Accepting your flaws as much as your successes, because they are equal in importance to us.



I am as much my failures as my successes. You learn so much more from your failures than your successes. So don't wait for someone to ask how you are, because it's easy to be honest with someone when you're lying to yourself.



The flipside to that coin is that everyone is the same. Some people will use you to make themselves feel better because they are lying to themselves.



They love you because they are lonely.



They love you for how they make you feel.



They love you because they had nothing else to love that winter.



The hardest part is recognising that and recognizing you deserve better. It takes effort. So the next time you are next to someone you love, tell them. Don't wait till you're both drunk, or you've hit your limit of being ignored, or your limit of keeping your mouth shut. If you love someone, just let them know.
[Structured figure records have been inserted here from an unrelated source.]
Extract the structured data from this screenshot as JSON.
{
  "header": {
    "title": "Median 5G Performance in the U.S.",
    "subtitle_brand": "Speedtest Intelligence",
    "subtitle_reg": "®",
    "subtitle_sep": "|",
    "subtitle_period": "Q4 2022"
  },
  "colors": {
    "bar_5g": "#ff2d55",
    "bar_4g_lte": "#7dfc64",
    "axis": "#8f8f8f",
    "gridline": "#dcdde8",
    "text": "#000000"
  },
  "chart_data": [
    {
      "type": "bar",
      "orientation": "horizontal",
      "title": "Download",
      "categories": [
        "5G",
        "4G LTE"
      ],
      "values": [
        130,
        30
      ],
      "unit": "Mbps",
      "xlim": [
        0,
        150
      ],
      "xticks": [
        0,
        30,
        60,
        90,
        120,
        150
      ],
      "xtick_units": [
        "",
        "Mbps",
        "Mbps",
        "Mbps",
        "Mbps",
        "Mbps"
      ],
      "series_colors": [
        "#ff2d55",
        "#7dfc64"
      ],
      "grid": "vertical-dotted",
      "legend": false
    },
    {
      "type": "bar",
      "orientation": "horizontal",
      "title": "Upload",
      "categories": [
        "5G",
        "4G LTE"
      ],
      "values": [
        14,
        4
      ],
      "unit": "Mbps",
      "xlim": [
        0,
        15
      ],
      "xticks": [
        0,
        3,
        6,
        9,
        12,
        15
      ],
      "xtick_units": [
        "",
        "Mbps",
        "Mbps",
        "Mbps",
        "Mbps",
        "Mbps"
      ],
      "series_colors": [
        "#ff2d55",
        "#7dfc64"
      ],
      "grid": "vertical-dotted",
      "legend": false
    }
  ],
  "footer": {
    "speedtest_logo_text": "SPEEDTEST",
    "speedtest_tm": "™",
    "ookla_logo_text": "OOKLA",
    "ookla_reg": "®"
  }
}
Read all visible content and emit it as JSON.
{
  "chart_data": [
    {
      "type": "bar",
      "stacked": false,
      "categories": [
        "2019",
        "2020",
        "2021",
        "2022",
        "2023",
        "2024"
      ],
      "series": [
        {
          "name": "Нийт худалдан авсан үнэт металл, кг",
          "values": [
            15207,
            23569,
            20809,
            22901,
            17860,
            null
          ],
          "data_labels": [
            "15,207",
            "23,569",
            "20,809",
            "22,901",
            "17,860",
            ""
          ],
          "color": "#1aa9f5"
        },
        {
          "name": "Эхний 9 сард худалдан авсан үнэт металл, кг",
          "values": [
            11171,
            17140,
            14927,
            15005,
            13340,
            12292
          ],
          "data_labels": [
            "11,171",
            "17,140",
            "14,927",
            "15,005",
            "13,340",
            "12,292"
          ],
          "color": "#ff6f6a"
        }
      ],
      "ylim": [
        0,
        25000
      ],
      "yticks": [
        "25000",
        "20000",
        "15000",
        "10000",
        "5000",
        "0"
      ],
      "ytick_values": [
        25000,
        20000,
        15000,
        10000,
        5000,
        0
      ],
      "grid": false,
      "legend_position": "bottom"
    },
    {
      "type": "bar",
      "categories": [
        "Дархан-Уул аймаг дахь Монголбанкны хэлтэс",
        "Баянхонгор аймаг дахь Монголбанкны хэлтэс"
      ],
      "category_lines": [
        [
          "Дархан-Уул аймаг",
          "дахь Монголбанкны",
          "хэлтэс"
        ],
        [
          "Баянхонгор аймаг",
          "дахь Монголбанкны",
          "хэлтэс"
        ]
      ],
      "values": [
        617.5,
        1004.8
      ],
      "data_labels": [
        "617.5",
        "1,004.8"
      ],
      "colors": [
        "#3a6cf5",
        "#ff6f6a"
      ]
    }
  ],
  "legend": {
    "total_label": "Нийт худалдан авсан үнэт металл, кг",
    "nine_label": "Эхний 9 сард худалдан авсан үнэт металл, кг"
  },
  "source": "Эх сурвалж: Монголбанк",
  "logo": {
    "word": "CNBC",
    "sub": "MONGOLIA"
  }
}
Let them know in the way that you would want to be told.



Help them feel the way that you would want to feel.



You have all helped me.



I hope I never begin to think that I'm perfect, because I would miss out on that feeling. That's why we live this silly little existence we worry about so much.



The best piece of advice I was ever given came from a man much older than myself and boiled down to something you just can't argue with:



"Treat people how you want to be treated and everything is beautiful."



May life give you the patience to endure and forgive the relationships that are worth keeping,the strength to leave behind the ones that aren't, and the wisdom to know the difference.



And for god's sakes remember to have fun!